Content Classification

Moderate content and classify text using Mistral's safety and classification models.

def moderate(
    inputs: List[Union[str, Dict]],
    model: Optional[str] = None,
    **kwargs
) -> ModerationResponse: ...

def classify(
    inputs: List[str],
    model: str,
    **kwargs
) -> ClassificationResponse: ...

Classification

Audio Transcription

Transcribe audio files to text with support for various audio formats and streaming.

def transcribe(
    file: Union[str, BinaryIO],
    model: str,
    language: Optional[str] = None,
    **kwargs
) -> TranscriptionResponse: ...

def transcribe_stream(
    stream: Iterator[bytes],
    model: str,
    **kwargs
) -> Iterator[TranscriptionStreamEvents]: ...

Audio

Beta APIs

Experimental and preview APIs providing access to advanced features including enhanced conversations, document libraries, and beta agent capabilities.

# Conversations API
def start(
    inputs: Union[ConversationInputs, dict],
    instructions: Optional[str] = None,
    tools: Optional[List[Tool]] = None,
    **kwargs
) -> ConversationResponse: ...

def start_stream(
    inputs: Union[ConversationInputs, dict],
    **kwargs
) -> Iterator[ConversationEvents]: ...

# Libraries API  
def create(
    name: str,
    description: Optional[str] = None,
    **kwargs
) -> LibraryOut: ...

def list(**kwargs) -> ListLibraryOut: ...
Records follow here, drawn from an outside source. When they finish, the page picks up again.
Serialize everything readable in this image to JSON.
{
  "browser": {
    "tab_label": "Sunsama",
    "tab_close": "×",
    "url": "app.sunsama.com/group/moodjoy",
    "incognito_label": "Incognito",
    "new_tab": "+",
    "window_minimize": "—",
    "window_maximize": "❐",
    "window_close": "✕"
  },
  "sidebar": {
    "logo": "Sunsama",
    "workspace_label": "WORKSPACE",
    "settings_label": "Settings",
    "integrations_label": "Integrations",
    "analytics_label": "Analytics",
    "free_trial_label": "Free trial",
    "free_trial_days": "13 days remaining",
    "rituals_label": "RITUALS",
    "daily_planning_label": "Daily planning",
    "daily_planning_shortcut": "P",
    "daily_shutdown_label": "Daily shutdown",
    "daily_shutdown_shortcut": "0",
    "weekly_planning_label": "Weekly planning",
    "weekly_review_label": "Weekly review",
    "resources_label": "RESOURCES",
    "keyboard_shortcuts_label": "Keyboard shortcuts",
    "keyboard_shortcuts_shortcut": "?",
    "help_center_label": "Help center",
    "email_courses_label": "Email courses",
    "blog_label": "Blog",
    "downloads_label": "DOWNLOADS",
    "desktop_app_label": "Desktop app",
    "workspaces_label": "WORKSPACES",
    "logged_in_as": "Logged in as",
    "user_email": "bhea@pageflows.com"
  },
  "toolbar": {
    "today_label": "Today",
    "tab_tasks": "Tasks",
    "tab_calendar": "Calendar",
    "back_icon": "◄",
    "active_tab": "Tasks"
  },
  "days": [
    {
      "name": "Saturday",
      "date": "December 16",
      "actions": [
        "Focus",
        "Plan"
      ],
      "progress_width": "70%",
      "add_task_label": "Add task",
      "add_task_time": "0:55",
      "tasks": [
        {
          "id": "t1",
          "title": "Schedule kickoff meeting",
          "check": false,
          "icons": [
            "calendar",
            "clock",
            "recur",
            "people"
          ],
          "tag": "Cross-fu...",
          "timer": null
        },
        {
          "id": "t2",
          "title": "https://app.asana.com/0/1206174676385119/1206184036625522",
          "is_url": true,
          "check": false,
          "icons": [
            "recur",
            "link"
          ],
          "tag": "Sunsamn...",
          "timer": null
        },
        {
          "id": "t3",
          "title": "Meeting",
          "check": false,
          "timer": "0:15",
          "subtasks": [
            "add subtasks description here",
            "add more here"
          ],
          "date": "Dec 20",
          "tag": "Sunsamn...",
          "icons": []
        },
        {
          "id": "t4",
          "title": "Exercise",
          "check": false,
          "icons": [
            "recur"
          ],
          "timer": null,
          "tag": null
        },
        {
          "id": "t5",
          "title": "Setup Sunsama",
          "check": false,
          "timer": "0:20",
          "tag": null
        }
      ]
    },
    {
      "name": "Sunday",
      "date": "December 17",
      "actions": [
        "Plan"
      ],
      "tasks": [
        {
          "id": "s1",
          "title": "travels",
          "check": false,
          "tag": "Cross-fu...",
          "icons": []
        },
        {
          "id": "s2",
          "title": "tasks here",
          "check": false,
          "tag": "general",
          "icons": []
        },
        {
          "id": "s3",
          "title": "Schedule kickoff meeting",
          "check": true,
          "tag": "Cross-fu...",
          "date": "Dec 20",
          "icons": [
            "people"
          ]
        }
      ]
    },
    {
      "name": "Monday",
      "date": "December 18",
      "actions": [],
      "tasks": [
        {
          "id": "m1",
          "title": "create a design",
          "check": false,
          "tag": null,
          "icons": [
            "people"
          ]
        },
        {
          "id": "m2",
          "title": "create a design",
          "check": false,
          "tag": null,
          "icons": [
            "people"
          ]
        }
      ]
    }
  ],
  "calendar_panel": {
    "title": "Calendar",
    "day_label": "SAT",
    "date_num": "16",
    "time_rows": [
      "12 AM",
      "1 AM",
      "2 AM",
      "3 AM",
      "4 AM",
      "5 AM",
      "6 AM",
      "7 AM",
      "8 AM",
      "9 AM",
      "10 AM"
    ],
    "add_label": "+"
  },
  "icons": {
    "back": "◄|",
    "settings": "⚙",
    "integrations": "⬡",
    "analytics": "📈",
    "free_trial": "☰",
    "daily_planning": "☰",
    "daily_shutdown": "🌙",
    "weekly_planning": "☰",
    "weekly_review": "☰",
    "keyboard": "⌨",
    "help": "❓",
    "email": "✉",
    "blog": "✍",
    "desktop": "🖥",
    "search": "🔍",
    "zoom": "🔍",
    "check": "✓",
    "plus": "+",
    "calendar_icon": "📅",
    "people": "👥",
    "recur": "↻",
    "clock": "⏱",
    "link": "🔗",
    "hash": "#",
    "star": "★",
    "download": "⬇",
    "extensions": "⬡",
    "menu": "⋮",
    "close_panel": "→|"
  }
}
# Beta Agents API (enhanced agent management)
def create(
    name: str,
    model: str,
    **kwargs
) -> Agent: ...

def update_version(
    agent_id: str,
    version_data: dict,
    **kwargs
) -> Agent: ...

Beta APIs

Core Types

Main SDK Class

class Mistral:
    def __init__(
        self,
        api_key: Optional[Union[str, Callable[[], str]]] = None,
        server_url: Optional[str] = None,
        client: Optional[HttpClient] = None,
        async_client: Optional[AsyncHttpClient] = None,
        retry_config: Optional[RetryConfig] = None,
        timeout_ms: Optional[int] = None,
        debug_logger: Optional[Logger] = None,
    ) -> None: ...
    
    def __enter__(self) -> "Mistral": ...
    def __exit__(self, exc_type, exc_val, exc_tb) -> None: ...
    async def __aenter__(self) -> "Mistral": ...
    async def __aexit__(self, exc_type, exc_val, exc_tb) -> None: ...

Message Types

class SystemMessage:
    content: Union[str, List[SystemMessageContentChunk]]
    role: Optional[Literal["system"]] = "system"

class UserMessage:
    content: Optional[Union[str, List[ContentChunk]]]
    role: Optional[Literal["user"]] = "user"

class AssistantMessage:
    content: Optional[Union[str, List[ContentChunk]]]
    tool_calls: Optional[List[ToolCall]]
    prefix: Optional[bool] = False
    role: Optional[Literal["assistant"]] = "assistant"

class ToolMessage:
    content: Optional[Union[str, List[ContentChunk]]]
    tool_call_id: Optional[str]
    name: Optional[str]
    role: Optional[Literal["tool"]] = "tool"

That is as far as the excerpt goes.